Here is the bottom line. You'll write a book for your own reasons, maybe you want to leave a legacy, you may want to share your knowledge and establish your credibility (it does), you may just enjoy researching and writing. Whatever your reason is, it shouldn't be to write a book solely to turn chapters into back-end information products. That strategy defeats the purpose of writing the book in the first place.
And never forget, people judge you by the books you write, if your book is average or worse, that is often their first opinion of you and you may not get a second chance.
Start out by writing a book people want to read. That means working on your writing and putting effort into creating a book that is interesting, compelling, and full of information readers can use.
A lot of people say that a book is a 200 page business card or direct sales letter which is a very simplified explanation of what a book can do for you as a marketing tool. When you write a book people want to read they will often want to do business with you. When you write a book that feels like a 200 page sales letter people feel cheated and manipulated, especially if they can see that it is nothing more than a 200 page sales letter.

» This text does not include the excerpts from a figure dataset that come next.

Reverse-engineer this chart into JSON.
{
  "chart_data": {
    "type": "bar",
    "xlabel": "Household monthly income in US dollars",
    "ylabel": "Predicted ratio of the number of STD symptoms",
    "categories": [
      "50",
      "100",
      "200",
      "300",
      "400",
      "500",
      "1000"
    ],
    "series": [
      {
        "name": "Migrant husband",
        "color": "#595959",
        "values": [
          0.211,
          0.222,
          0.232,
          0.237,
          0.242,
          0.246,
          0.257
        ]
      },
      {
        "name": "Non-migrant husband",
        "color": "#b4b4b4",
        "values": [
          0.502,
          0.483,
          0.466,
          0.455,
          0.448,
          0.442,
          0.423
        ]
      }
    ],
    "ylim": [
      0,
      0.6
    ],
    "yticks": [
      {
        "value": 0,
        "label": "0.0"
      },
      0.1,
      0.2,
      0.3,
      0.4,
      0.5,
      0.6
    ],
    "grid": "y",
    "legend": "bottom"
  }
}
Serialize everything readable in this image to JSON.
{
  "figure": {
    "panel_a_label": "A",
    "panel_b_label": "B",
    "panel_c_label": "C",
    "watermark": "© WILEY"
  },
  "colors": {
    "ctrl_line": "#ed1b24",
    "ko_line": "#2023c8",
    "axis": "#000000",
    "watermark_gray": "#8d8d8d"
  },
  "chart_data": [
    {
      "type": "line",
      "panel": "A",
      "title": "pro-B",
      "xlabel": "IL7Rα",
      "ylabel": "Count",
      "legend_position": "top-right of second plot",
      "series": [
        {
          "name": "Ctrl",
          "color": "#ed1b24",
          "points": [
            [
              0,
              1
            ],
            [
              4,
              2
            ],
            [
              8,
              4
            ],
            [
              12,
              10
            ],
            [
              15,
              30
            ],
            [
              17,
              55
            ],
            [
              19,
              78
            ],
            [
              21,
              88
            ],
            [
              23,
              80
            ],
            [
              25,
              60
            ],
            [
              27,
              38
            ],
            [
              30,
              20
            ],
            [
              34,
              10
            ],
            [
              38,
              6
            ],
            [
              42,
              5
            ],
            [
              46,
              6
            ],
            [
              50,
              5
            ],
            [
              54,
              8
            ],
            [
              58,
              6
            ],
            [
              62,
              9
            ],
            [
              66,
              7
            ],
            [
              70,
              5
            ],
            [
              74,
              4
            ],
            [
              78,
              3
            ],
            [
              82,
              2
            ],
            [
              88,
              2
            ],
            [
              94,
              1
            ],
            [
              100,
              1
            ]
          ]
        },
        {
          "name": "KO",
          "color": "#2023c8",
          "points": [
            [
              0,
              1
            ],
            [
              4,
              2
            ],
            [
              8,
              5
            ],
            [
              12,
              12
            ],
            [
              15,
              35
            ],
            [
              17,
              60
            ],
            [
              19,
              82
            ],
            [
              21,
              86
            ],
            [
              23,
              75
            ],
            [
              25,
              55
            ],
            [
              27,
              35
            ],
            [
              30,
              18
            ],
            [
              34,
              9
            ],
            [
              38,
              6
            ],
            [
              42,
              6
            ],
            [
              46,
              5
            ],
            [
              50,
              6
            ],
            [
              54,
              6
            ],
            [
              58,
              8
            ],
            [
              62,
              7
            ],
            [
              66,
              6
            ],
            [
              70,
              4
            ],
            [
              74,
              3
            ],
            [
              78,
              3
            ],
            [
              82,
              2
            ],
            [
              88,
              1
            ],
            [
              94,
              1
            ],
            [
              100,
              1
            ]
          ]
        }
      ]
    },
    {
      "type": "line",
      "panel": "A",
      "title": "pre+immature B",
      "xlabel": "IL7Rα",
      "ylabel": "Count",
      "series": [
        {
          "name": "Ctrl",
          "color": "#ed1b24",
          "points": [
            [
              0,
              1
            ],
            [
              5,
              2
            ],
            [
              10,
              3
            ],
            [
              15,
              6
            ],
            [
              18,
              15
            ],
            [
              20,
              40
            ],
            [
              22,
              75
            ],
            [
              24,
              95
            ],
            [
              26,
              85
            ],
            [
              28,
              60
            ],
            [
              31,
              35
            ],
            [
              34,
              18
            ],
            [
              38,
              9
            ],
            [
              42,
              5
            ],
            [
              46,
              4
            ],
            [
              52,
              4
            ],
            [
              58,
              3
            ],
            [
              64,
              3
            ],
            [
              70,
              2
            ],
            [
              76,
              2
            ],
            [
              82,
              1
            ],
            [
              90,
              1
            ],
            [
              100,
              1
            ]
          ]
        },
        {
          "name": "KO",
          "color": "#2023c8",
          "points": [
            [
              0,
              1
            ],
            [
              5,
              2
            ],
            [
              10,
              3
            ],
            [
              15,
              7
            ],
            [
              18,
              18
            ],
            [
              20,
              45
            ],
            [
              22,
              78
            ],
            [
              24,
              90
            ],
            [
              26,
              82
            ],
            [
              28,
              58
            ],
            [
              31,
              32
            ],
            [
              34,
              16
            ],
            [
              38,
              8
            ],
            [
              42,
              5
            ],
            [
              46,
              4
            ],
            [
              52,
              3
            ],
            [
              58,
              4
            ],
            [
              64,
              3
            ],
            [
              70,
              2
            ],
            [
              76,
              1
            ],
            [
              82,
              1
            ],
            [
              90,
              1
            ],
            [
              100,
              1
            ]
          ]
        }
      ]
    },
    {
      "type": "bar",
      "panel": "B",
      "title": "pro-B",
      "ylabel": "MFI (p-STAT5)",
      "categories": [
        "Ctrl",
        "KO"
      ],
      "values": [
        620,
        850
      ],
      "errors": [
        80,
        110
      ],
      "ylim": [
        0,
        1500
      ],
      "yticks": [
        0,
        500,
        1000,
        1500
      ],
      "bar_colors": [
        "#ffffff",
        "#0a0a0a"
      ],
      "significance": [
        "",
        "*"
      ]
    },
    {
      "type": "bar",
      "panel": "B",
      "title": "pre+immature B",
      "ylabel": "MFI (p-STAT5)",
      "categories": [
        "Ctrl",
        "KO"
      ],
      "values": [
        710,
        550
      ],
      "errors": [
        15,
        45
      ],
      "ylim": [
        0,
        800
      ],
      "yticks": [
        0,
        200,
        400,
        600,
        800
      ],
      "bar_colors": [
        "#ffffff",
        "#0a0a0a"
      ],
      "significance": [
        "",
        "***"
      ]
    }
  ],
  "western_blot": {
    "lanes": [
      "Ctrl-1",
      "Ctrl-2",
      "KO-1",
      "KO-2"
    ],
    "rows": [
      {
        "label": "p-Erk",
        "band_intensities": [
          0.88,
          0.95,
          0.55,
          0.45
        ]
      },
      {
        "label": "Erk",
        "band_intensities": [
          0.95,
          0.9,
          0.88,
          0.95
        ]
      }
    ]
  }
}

If you are going to use a book as a marketing tool you start out with your best writing and your best information and you create a book that provides value and solutions to your audience. Then the marketing of the book starts. The purpose of the book is to get a wider audience (through bookstore distribution, Amazon, book clubs etc.) to read your book and become familiar with you so that you can create a larger, wider following. The book should draw in people who've never heard of you but whom now want to learn more from you as a result of having read a really good book.
There is a reason that people like Seth Godin, Tim Ferriss, Malcolm Gladwell and more get read and their audiences grow. The reason people read them isn't because they started out by trying to deceive or manipulate their audience. People read them because the content is solid, the books are well written and people begin to tell friends, family and colleagues about the books. Those people then begin to engage with the author which at that point likely does have a mechanism for getting them to purchase more of their products and services. And to the extent that they keep building a bigger following or Tribe as Seth Godin would call them or benevolent cult following as I would call them, they sell more.
I'm a big fan of writing books and fully monetizing them, but don't set out to write an average or worse book, set out to do your best work and then build your back end. The more effort you put in up front, the more you'll earn in the end.